Human-machine cooperation goes both ways, so making spacecraft easier for humans to control is equally important. Robinson and Joshi work with 10 cm³ satellites known as CubeSats, which are popular because they can be launched into orbit as cargo and deployed directly from space.
Robinson focuses on building CubeSats that can search for defects or leaks and monitor existing problems, which is critical to the integrity of the craft and the safety of the crew. These satellites make inspection easier, faster and safer, as it puts fewer astronauts in harm’s way on spacewalks.
Though their size makes CubeSats much less expensive than traditional satellites, miniaturizing and controlling the technology aboard can be challenging. Joshi, a former NASA Jet Propulsion Laboratory employee, tackles this with research on spacecraft control systems.
“The major challenge is how to point a spacecraft very accurately in the presence of disturbances while using different sensors that might have varying degrees of accuracy,” he said.
Materials for Space
In space, conditions include extreme heat and cold, high radiation and charged plasma. It’s therefore important to discover or synthesize materials and build structures that can withstand these extreme environments to keep astronauts safe.
Materials science and engineering assistant professor Scott McCormack works on the ground level of this process. His lab develops or analyzes materials, studies their atomic structure and properties and tests them using computer models. He’ll send the space-ready materials to a mechanical or aerospace engineer, who will try to build structures with it.

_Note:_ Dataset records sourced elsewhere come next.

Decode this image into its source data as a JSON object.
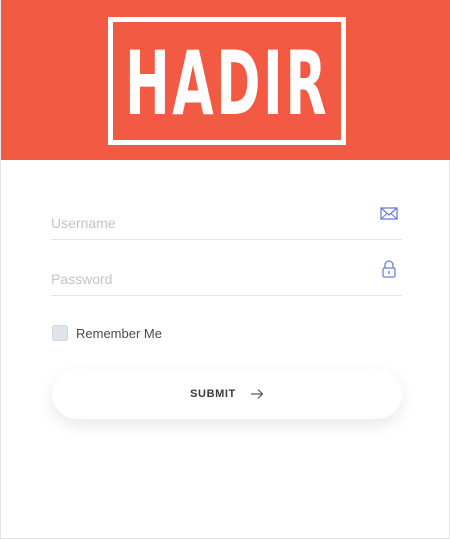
{
  "brand": {
    "logo_text": "HADIR",
    "header_color": "#f25a43",
    "icon_color": "#6b7fd7"
  },
  "form": {
    "username": {
      "placeholder": "Username",
      "value": "",
      "icon": "mail-icon"
    },
    "password": {
      "placeholder": "Password",
      "value": "",
      "icon": "lock-icon"
    },
    "remember": {
      "label": "Remember Me",
      "checked": false
    },
    "submit": {
      "label": "SUBMIT",
      "icon": "arrow-right-icon"
    }
  }
}
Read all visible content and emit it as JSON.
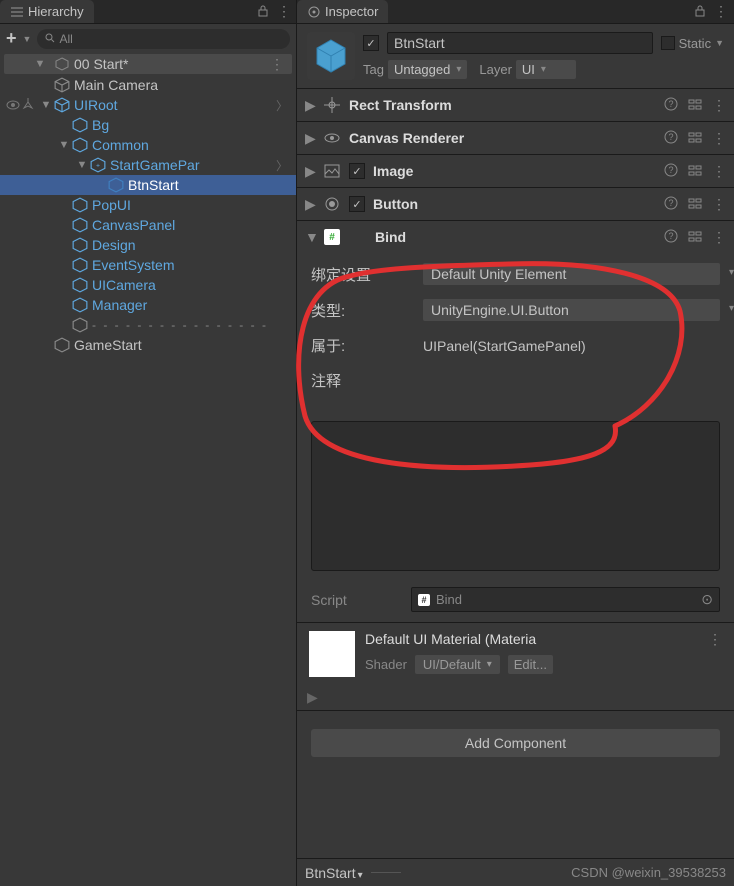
{
  "hierarchy": {
    "panel_title": "Hierarchy",
    "search_placeholder": "All",
    "scene_name": "00 Start*",
    "items": {
      "main_camera": "Main Camera",
      "uiroot": "UIRoot",
      "bg": "Bg",
      "common": "Common",
      "startgamepanel": "StartGamePar",
      "btnstart": "BtnStart",
      "popui": "PopUI",
      "canvaspanel": "CanvasPanel",
      "design": "Design",
      "eventsystem": "EventSystem",
      "uicamera": "UICamera",
      "manager": "Manager",
      "divider": "- - - - - - - - - - - - - - - -",
      "gamestart": "GameStart"
    }
  },
  "inspector": {
    "panel_title": "Inspector",
    "object_name": "BtnStart",
    "static_label": "Static",
    "tag_label": "Tag",
    "tag_value": "Untagged",
    "layer_label": "Layer",
    "layer_value": "UI",
    "components": {
      "rect": "Rect Transform",
      "canvas_renderer": "Canvas Renderer",
      "image": "Image",
      "button": "Button",
      "bind": "Bind"
    },
    "bind": {
      "label_settings": "绑定设置",
      "value_settings": "Default Unity Element",
      "label_type": "类型:",
      "value_type": "UnityEngine.UI.Button",
      "label_belongs": "属于:",
      "value_belongs": "UIPanel(StartGamePanel)",
      "label_comment": "注释"
    },
    "script_label": "Script",
    "script_value": "Bind",
    "material_title": "Default UI Material (Materia",
    "shader_label": "Shader",
    "shader_value": "UI/Default",
    "edit_btn": "Edit...",
    "add_component": "Add Component"
  },
  "bottom": {
    "object": "BtnStart",
    "watermark": "CSDN @weixin_39538253"
  }
}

“Mankind has this desire for extreme speed and energy and that’s where you need materials systems we don’t currently have to achieve this,” he said.
MAE professor Valeria La Saponara focuses on shielding humans from radiation as a co-investigator on the REVEALS project. Her role is developing safe, recyclable, non-toxic and non-melting materials that can be 3D-printed in space.

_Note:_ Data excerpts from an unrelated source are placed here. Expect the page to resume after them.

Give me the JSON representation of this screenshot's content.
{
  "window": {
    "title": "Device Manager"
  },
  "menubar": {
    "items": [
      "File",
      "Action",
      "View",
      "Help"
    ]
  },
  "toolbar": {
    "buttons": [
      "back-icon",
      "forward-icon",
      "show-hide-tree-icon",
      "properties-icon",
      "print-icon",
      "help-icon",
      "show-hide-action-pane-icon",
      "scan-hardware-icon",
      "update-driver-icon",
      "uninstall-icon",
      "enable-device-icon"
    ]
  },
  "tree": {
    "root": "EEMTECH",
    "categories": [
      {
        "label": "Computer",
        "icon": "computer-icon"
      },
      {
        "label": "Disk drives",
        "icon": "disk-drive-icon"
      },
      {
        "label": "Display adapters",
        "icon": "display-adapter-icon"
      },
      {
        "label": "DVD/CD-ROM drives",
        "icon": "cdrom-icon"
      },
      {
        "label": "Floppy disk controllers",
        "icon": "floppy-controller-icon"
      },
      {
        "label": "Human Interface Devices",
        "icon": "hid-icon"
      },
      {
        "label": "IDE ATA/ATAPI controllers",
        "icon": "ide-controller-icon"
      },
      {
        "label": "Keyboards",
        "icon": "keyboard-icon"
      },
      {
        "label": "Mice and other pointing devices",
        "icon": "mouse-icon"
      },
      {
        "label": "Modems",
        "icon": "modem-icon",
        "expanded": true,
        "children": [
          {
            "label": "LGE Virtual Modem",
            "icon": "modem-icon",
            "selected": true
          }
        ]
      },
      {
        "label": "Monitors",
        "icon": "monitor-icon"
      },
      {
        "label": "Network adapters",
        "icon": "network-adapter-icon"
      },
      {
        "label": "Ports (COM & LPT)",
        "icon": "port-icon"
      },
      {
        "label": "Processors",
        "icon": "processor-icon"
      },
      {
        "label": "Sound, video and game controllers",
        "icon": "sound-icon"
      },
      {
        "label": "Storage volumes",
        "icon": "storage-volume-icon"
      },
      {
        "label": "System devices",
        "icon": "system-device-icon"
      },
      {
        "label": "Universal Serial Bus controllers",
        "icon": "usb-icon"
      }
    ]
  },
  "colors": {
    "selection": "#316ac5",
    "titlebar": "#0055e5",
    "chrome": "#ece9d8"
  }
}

“You might be able to make a material, but can you monitor damage? Can you maintain it? Can you do multiple things with it? I try to look at these different aspects,” she said.

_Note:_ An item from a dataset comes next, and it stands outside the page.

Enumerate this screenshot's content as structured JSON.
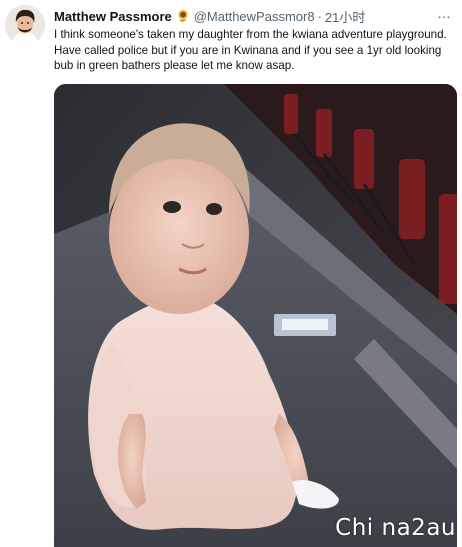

That might seem like a tall order, but polyethylene, the material used to make trash bags, largely fits the bill. Because the material does not have good mechanical properties and, as insulator, cannot protect against plasma charges, the team uses electrically conductive nanomaterials to develop polyethylene-based nanocomposites that are safer, stronger and radiation-resistant.
“Essentially, we’re using the stiffer version of a trash bag to protect people in space,” she said.
Groundwork for success
The diversity of research at UC Davis leads to an excellent track record of graduates in the space industry. Matt Sorgenfrei ’13,an alumnus from Joshi’s lab, was a catalyst in creating NASA Ames Research Center’s CubeSat test bed facility, and Sarah D’Souza ’13 is a project manager there who is involved in multiple collaborations with the university. Many more have joined the industry at companies and organizations across the country.
“Every time you do something this complex, you increase technical knowledge,” said La Saponara. “It’s an exciting time to be in the space industry and a good time to be an engineer.”
For all involved, the future for space engineering at UC Davis looks bright. Funding for the HOME Institute began this September, and Robinson and Kong recently announced the establishment of the Center for Spaceflight Research. In addition, the MAE department is expanding its space engineering course offerings and plans to create a space engineering option for the department’s senior design course.
“The West Coast has traditionally had a lot of aerospace innovation and we feel like we’re continuing that tradition,” said Robinson. “UC Davis is an excellent place to develop teams and to push the boundaries of space research.”